I had for years missed early round ties in the DFB-Pokal due to my reluctance to get a separate subscription for the competition. Flick’s Bayern blew me away in 2019/2020, that I decided I would watch the Pokal from the get-go the following season. In the Champions League final against PSG, with five minutes to spare, I found myself in tears. thinking back to the events in 2012, rather than in 2013. When Bayern held on to clinch the win, I was ecstatic. I had long ago boarded the Flick train and I just never wanted to get off.
As Flick’s Bayern played on, I realized I found my love for Thomas Müller again too; I thought Bayern was right to bring in Philippe Coutinho in 2019 because Müller wasn’t quite performing at the highest standards. I watched Müller from the get-go in Bayern’s senior side and I had always been a big fan but misuse by multiple coaches made me almost lose my faith in him, too.

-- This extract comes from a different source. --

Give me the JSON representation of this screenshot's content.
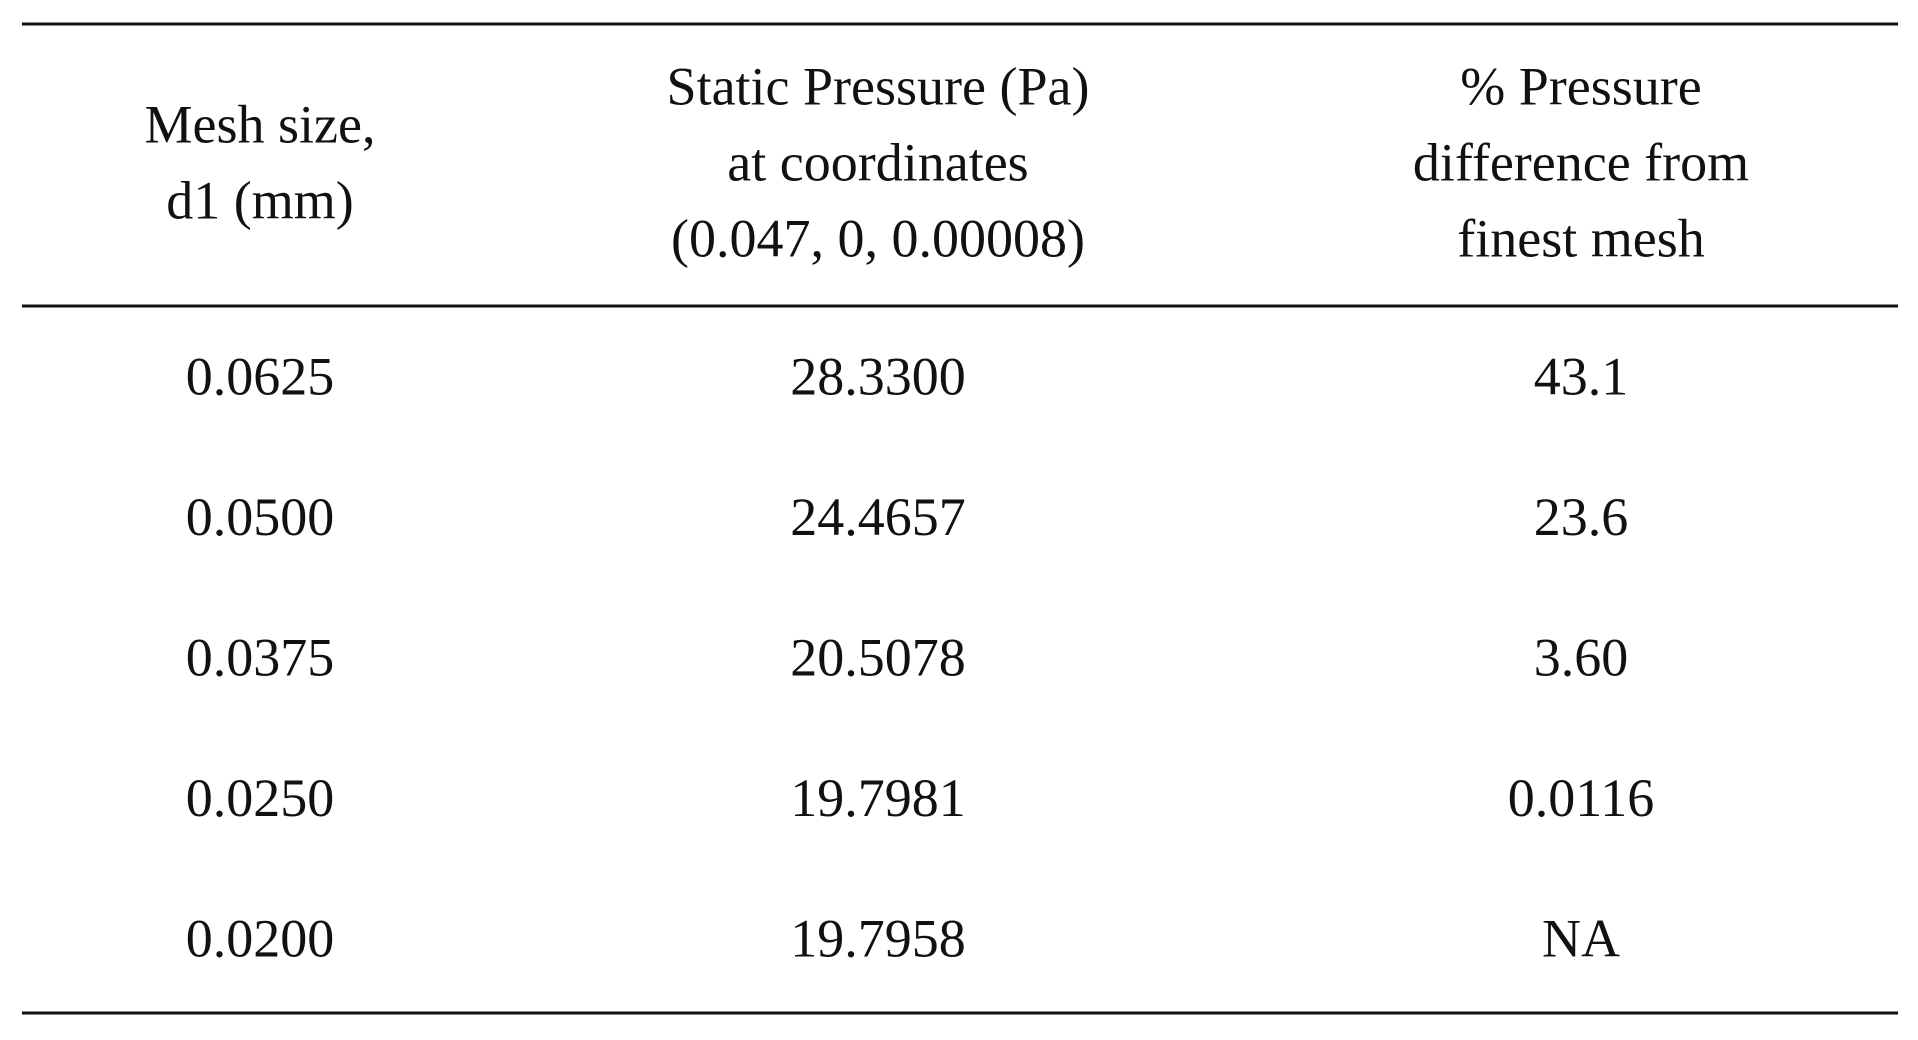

When the 2020/2021 campaign began, for the first time in as long as I can remember, I was able to watch a Bundesliga opener on a Friday live, instead of having to record it and what an opener it proved to be: I was treated to eight goals and pure enjoyment. Rarely did a game pass by in which Bayern did not serve up an attacking treat; the last game against Mainz might be the only time in which I saw Bayern’s attack virtually toothless and that includes a 0-0 draw against Leipzig under Flick’s tutelage.
Bayern will win only one prize at the end of this season; that pales in comparison to last season. And yet, the quality of the attack is so pure that it leaves me wanting more. I identify with this team; the core includes players who debuted in front of me. such as Müller and David Alaba, as well as exciting young professionals who became linchpins of the side in front of me such as Leon Goretzka and Joshua Kimmich. The side includes players I have watched throughout their careers at the top tier of German football such as Manuel Neuer, Jerome Boateng and Robert Lewandowski.
Moreover, despite the fact that Flick’s departure and the boardroom issues haven’t been great to witness, the team is going into the hands of someone who identifies with the club as strongly as a supporter, because he grew up as a fan of Bayern. Things will be different for him in Bavaria as neither Hoffenheim nor RB Leipzig, his previous coaching assignments, are traditional German clubs because of their backings (Hoffenheim is backed by Dietmar Hopp and Leipzig found a way to circumvent the ‘50+1’ rule).
As a supporter nonetheless, all I can ask for is someone who deeply cares for the club. Bayern seems to think he does based on the fact that he has been given a five-year contract.
And yet, the mere mention of Flick’s departure is still a bitter pill to swallow. I fell back in love so strongly with this club, that, after the second leg against PSG this year, I found myself in tears. Defeats hadn’t hurt as much as they did under Flick in a long time; victories didn’t feel as joyous as they did under Flick, in a long time.
I hope that under Nagelsmann, I will continue to feel the same. And to Flick, all I can say is thank you for making me love my club again. And to those who are reading, as always, thank you for reading.